U.N. peacekeeping troops (MINUSTAH) stationed in Haiti since Aristide’s overthrow in 2004 did not intervene in the takeover of the military buildings. The Haitian government, however, issued a statement that it would not tolerate the illegal occupation of government offices. Tensions arose the night of the takeover when civilian supporters of the soldiers threw rocks and heckled the peacekeeping and police forces. On July 30, the U.N. peacekeepers and the Haitian police surrounding the occupied buildings began to negotiate the soldiers’ surrender and removal.
Later that night, the ex-soldiers removed the military uniforms they were wearing and surrendered, boarding several school buses that removed them from the scene. The surrender came after nearly an entire day of negotiations with government officials including Interior Minister Paul Antonine Bien-Aime and ex-Army Col. Jen-Claude Jeudi. At this time, it is unclear what concessions, if any, the negotiations entailed.

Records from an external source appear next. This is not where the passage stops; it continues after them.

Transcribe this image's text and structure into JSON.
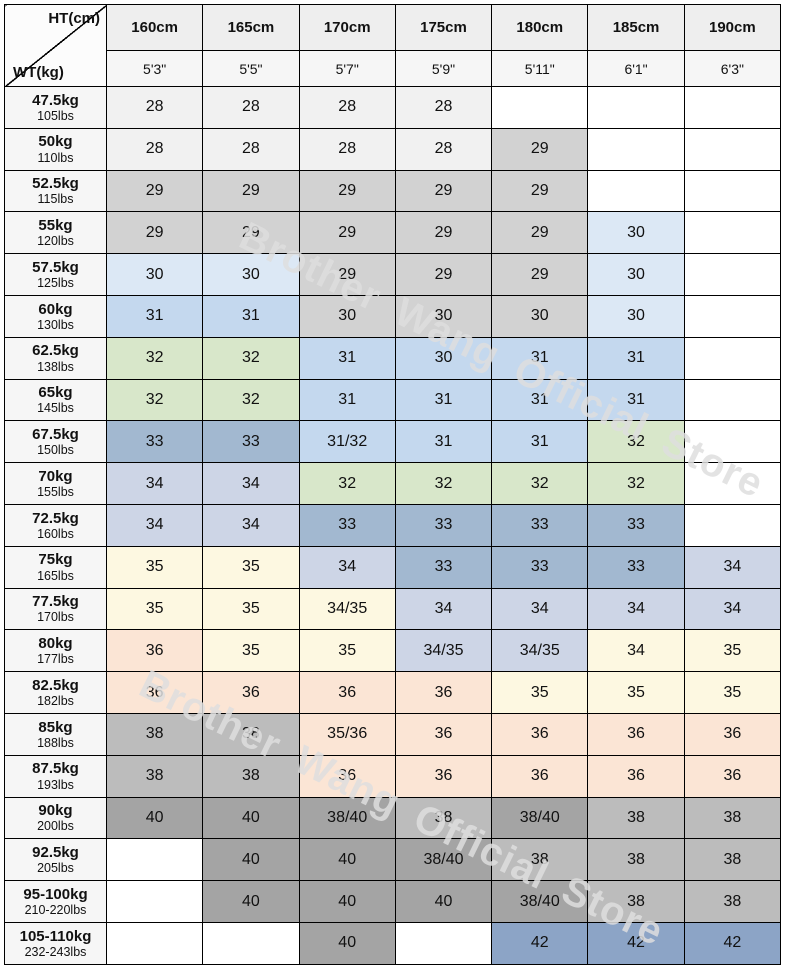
{
  "watermark": {
    "text": "Brother Wang Official Store"
  },
  "corner": {
    "top": "HT(cm)",
    "bottom": "WT(kg)"
  },
  "palette": {
    "white": "#ffffff",
    "g1": "#f1f1f1",
    "g2": "#d2d2d2",
    "b1": "#dce8f5",
    "b2": "#c4d8ee",
    "gr": "#d8e7ca",
    "b3": "#a2b8d0",
    "lv": "#cdd5e6",
    "cr": "#fdf8e1",
    "pc": "#fbe5d5",
    "g3": "#bcbcbc",
    "g4": "#a4a4a4",
    "sb": "#8ca4c6",
    "header1": "#eeeeee",
    "header2": "#f6f6f6",
    "rowheader": "#f6f6f6",
    "corner": "#fcfcfc",
    "border": "#000000"
  },
  "chart_data": {
    "type": "table",
    "title": "Pants size chart by height (cm/ft) and weight (kg/lbs)",
    "columns": [
      {
        "cm": "160cm",
        "ft": "5'3\""
      },
      {
        "cm": "165cm",
        "ft": "5'5\""
      },
      {
        "cm": "170cm",
        "ft": "5'7\""
      },
      {
        "cm": "175cm",
        "ft": "5'9\""
      },
      {
        "cm": "180cm",
        "ft": "5'11\""
      },
      {
        "cm": "185cm",
        "ft": "6'1\""
      },
      {
        "cm": "190cm",
        "ft": "6'3\""
      }
    ],
    "rows": [
      {
        "kg": "47.5kg",
        "lbs": "105lbs",
        "cells": [
          {
            "v": "28",
            "c": "g1"
          },
          {
            "v": "28",
            "c": "g1"
          },
          {
            "v": "28",
            "c": "g1"
          },
          {
            "v": "28",
            "c": "g1"
          },
          {
            "v": "",
            "c": "white"
          },
          {
            "v": "",
            "c": "white"
          },
          {
            "v": "",
            "c": "white"
          }
        ]
      },
      {
        "kg": "50kg",
        "lbs": "110lbs",
        "cells": [
          {
            "v": "28",
            "c": "g1"
          },
          {
            "v": "28",
            "c": "g1"
          },
          {
            "v": "28",
            "c": "g1"
          },
          {
            "v": "28",
            "c": "g1"
          },
          {
            "v": "29",
            "c": "g2"
          },
          {
            "v": "",
            "c": "white"
          },
          {
            "v": "",
            "c": "white"
          }
        ]
      },
      {
        "kg": "52.5kg",
        "lbs": "115lbs",
        "cells": [
          {
            "v": "29",
            "c": "g2"
          },
          {
            "v": "29",
            "c": "g2"
          },
          {
            "v": "29",
            "c": "g2"
          },
          {
            "v": "29",
            "c": "g2"
          },
          {
            "v": "29",
            "c": "g2"
          },
          {
            "v": "",
            "c": "white"
          },
          {
            "v": "",
            "c": "white"
          }
        ]
      },
      {
        "kg": "55kg",
        "lbs": "120lbs",
        "cells": [
          {
            "v": "29",
            "c": "g2"
          },
          {
            "v": "29",
            "c": "g2"
          },
          {
            "v": "29",
            "c": "g2"
          },
          {
            "v": "29",
            "c": "g2"
          },
          {
            "v": "29",
            "c": "g2"
          },
          {
            "v": "30",
            "c": "b1"
          },
          {
            "v": "",
            "c": "white"
          }
        ]
      },
      {
        "kg": "57.5kg",
        "lbs": "125lbs",
        "cells": [
          {
            "v": "30",
            "c": "b1"
          },
          {
            "v": "30",
            "c": "b1"
          },
          {
            "v": "29",
            "c": "g2"
          },
          {
            "v": "29",
            "c": "g2"
          },
          {
            "v": "29",
            "c": "g2"
          },
          {
            "v": "30",
            "c": "b1"
          },
          {
            "v": "",
            "c": "white"
          }
        ]
      },
      {
        "kg": "60kg",
        "lbs": "130lbs",
        "cells": [
          {
            "v": "31",
            "c": "b2"
          },
          {
            "v": "31",
            "c": "b2"
          },
          {
            "v": "30",
            "c": "g2"
          },
          {
            "v": "30",
            "c": "g2"
          },
          {
            "v": "30",
            "c": "g2"
          },
          {
            "v": "30",
            "c": "b1"
          },
          {
            "v": "",
            "c": "white"
          }
        ]
      },
      {
        "kg": "62.5kg",
        "lbs": "138lbs",
        "cells": [
          {
            "v": "32",
            "c": "gr"
          },
          {
            "v": "32",
            "c": "gr"
          },
          {
            "v": "31",
            "c": "b2"
          },
          {
            "v": "30",
            "c": "b2"
          },
          {
            "v": "31",
            "c": "b2"
          },
          {
            "v": "31",
            "c": "b2"
          },
          {
            "v": "",
            "c": "white"
          }
        ]
      },
      {
        "kg": "65kg",
        "lbs": "145lbs",
        "cells": [
          {
            "v": "32",
            "c": "gr"
          },
          {
            "v": "32",
            "c": "gr"
          },
          {
            "v": "31",
            "c": "b2"
          },
          {
            "v": "31",
            "c": "b2"
          },
          {
            "v": "31",
            "c": "b2"
          },
          {
            "v": "31",
            "c": "b2"
          },
          {
            "v": "",
            "c": "white"
          }
        ]
      },
      {
        "kg": "67.5kg",
        "lbs": "150lbs",
        "cells": [
          {
            "v": "33",
            "c": "b3"
          },
          {
            "v": "33",
            "c": "b3"
          },
          {
            "v": "31/32",
            "c": "b2"
          },
          {
            "v": "31",
            "c": "b2"
          },
          {
            "v": "31",
            "c": "b2"
          },
          {
            "v": "32",
            "c": "gr"
          },
          {
            "v": "",
            "c": "white"
          }
        ]
      },
      {
        "kg": "70kg",
        "lbs": "155lbs",
        "cells": [
          {
            "v": "34",
            "c": "lv"
          },
          {
            "v": "34",
            "c": "lv"
          },
          {
            "v": "32",
            "c": "gr"
          },
          {
            "v": "32",
            "c": "gr"
          },
          {
            "v": "32",
            "c": "gr"
          },
          {
            "v": "32",
            "c": "gr"
          },
          {
            "v": "",
            "c": "white"
          }
        ]
      },
      {
        "kg": "72.5kg",
        "lbs": "160lbs",
        "cells": [
          {
            "v": "34",
            "c": "lv"
          },
          {
            "v": "34",
            "c": "lv"
          },
          {
            "v": "33",
            "c": "b3"
          },
          {
            "v": "33",
            "c": "b3"
          },
          {
            "v": "33",
            "c": "b3"
          },
          {
            "v": "33",
            "c": "b3"
          },
          {
            "v": "",
            "c": "white"
          }
        ]
      },
      {
        "kg": "75kg",
        "lbs": "165lbs",
        "cells": [
          {
            "v": "35",
            "c": "cr"
          },
          {
            "v": "35",
            "c": "cr"
          },
          {
            "v": "34",
            "c": "lv"
          },
          {
            "v": "33",
            "c": "b3"
          },
          {
            "v": "33",
            "c": "b3"
          },
          {
            "v": "33",
            "c": "b3"
          },
          {
            "v": "34",
            "c": "lv"
          }
        ]
      },
      {
        "kg": "77.5kg",
        "lbs": "170lbs",
        "cells": [
          {
            "v": "35",
            "c": "cr"
          },
          {
            "v": "35",
            "c": "cr"
          },
          {
            "v": "34/35",
            "c": "cr"
          },
          {
            "v": "34",
            "c": "lv"
          },
          {
            "v": "34",
            "c": "lv"
          },
          {
            "v": "34",
            "c": "lv"
          },
          {
            "v": "34",
            "c": "lv"
          }
        ]
      },
      {
        "kg": "80kg",
        "lbs": "177lbs",
        "cells": [
          {
            "v": "36",
            "c": "pc"
          },
          {
            "v": "35",
            "c": "cr"
          },
          {
            "v": "35",
            "c": "cr"
          },
          {
            "v": "34/35",
            "c": "lv"
          },
          {
            "v": "34/35",
            "c": "lv"
          },
          {
            "v": "34",
            "c": "cr"
          },
          {
            "v": "35",
            "c": "cr"
          }
        ]
      },
      {
        "kg": "82.5kg",
        "lbs": "182lbs",
        "cells": [
          {
            "v": "36",
            "c": "pc"
          },
          {
            "v": "36",
            "c": "pc"
          },
          {
            "v": "36",
            "c": "pc"
          },
          {
            "v": "36",
            "c": "pc"
          },
          {
            "v": "35",
            "c": "cr"
          },
          {
            "v": "35",
            "c": "cr"
          },
          {
            "v": "35",
            "c": "cr"
          }
        ]
      },
      {
        "kg": "85kg",
        "lbs": "188lbs",
        "cells": [
          {
            "v": "38",
            "c": "g3"
          },
          {
            "v": "38",
            "c": "g3"
          },
          {
            "v": "35/36",
            "c": "pc"
          },
          {
            "v": "36",
            "c": "pc"
          },
          {
            "v": "36",
            "c": "pc"
          },
          {
            "v": "36",
            "c": "pc"
          },
          {
            "v": "36",
            "c": "pc"
          }
        ]
      },
      {
        "kg": "87.5kg",
        "lbs": "193lbs",
        "cells": [
          {
            "v": "38",
            "c": "g3"
          },
          {
            "v": "38",
            "c": "g3"
          },
          {
            "v": "36",
            "c": "pc"
          },
          {
            "v": "36",
            "c": "pc"
          },
          {
            "v": "36",
            "c": "pc"
          },
          {
            "v": "36",
            "c": "pc"
          },
          {
            "v": "36",
            "c": "pc"
          }
        ]
      },
      {
        "kg": "90kg",
        "lbs": "200lbs",
        "cells": [
          {
            "v": "40",
            "c": "g4"
          },
          {
            "v": "40",
            "c": "g4"
          },
          {
            "v": "38/40",
            "c": "g4"
          },
          {
            "v": "38",
            "c": "g3"
          },
          {
            "v": "38/40",
            "c": "g4"
          },
          {
            "v": "38",
            "c": "g3"
          },
          {
            "v": "38",
            "c": "g3"
          }
        ]
      },
      {
        "kg": "92.5kg",
        "lbs": "205lbs",
        "cells": [
          {
            "v": "",
            "c": "white"
          },
          {
            "v": "40",
            "c": "g4"
          },
          {
            "v": "40",
            "c": "g4"
          },
          {
            "v": "38/40",
            "c": "g4"
          },
          {
            "v": "38",
            "c": "g3"
          },
          {
            "v": "38",
            "c": "g3"
          },
          {
            "v": "38",
            "c": "g3"
          }
        ]
      },
      {
        "kg": "95-100kg",
        "lbs": "210-220lbs",
        "cells": [
          {
            "v": "",
            "c": "white"
          },
          {
            "v": "40",
            "c": "g4"
          },
          {
            "v": "40",
            "c": "g4"
          },
          {
            "v": "40",
            "c": "g4"
          },
          {
            "v": "38/40",
            "c": "g4"
          },
          {
            "v": "38",
            "c": "g3"
          },
          {
            "v": "38",
            "c": "g3"
          }
        ]
      },
      {
        "kg": "105-110kg",
        "lbs": "232-243lbs",
        "cells": [
          {
            "v": "",
            "c": "white"
          },
          {
            "v": "",
            "c": "white"
          },
          {
            "v": "40",
            "c": "g4"
          },
          {
            "v": "",
            "c": "white"
          },
          {
            "v": "42",
            "c": "sb"
          },
          {
            "v": "42",
            "c": "sb"
          },
          {
            "v": "42",
            "c": "sb"
          }
        ]
      }
    ]
  }
}
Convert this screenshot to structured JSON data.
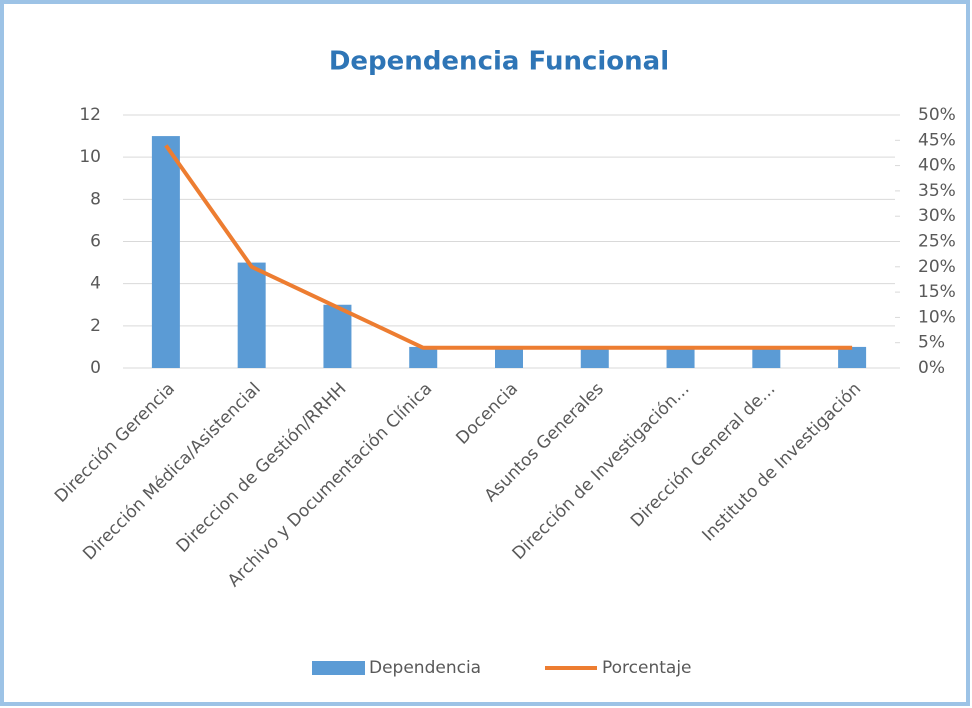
{
  "chart_data": {
    "type": "bar",
    "title": "Dependencia Funcional",
    "categories": [
      "Dirección Gerencia",
      "Dirección Médica/Asistencial",
      "Direccion de Gestión/RRHH",
      "Archivo y Documentación Clínica",
      "Docencia",
      "Asuntos Generales",
      "Dirección de Investigación…",
      "Dirección General de…",
      "Instituto de Investigación"
    ],
    "series": [
      {
        "name": "Dependencia",
        "type": "bar",
        "color": "#5b9bd5",
        "values": [
          11,
          5,
          3,
          1,
          1,
          1,
          1,
          1,
          1
        ]
      },
      {
        "name": "Porcentaje",
        "type": "line",
        "axis": "y2",
        "color": "#ed7d31",
        "values": [
          44,
          20,
          12,
          4,
          4,
          4,
          4,
          4,
          4
        ]
      }
    ],
    "ylim": [
      0,
      12
    ],
    "yticks": [
      0,
      2,
      4,
      6,
      8,
      10,
      12
    ],
    "y2lim": [
      0,
      50
    ],
    "y2ticks": [
      {
        "value": 0,
        "label": "0%"
      },
      {
        "value": 5,
        "label": "5%"
      },
      {
        "value": 10,
        "label": "10%"
      },
      {
        "value": 15,
        "label": "15%"
      },
      {
        "value": 20,
        "label": "20%"
      },
      {
        "value": 25,
        "label": "25%"
      },
      {
        "value": 30,
        "label": "30%"
      },
      {
        "value": 35,
        "label": "35%"
      },
      {
        "value": 40,
        "label": "40%"
      },
      {
        "value": 45,
        "label": "45%"
      },
      {
        "value": 50,
        "label": "50%"
      }
    ],
    "grid": true,
    "legend": "bottom"
  }
}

The events of the July 29 and 30 must remind Haiti and the international community of the continued necessity for the more than 9,000 U.N. forces present in Haiti. Though the seizure by the disgruntled ex-military men lasted only 24 hours, it symbolizes the ongoing violence that has plagued Haiti for decades, namely since the fall of the brutal Duvalier dictatorship in 1986. His administration’s corruption and oppression were replaced by chaos and violence, leaving Haitians wondering which is worse. The Preval government must decide whether to reinstate the military forces as part of a reconstructed armed forces or to continue its reliance upon U.N. supplied troops. It is unlikely, however, that a country with such a historically unstable political system as Haiti’s will be saved simply by reinstating the armed services. Ex-soldiers, after all, executed the 2004 coup that launched the country into one of the most violent periods in modern Haitian history. Few would deny that reactivating the military would likely be one of the worst possible choices for the woebegone Caribbean nation to do, now that it is currently suffering from crushing poverty due to the global food crisis and unremitting violence at the hands of street gangs.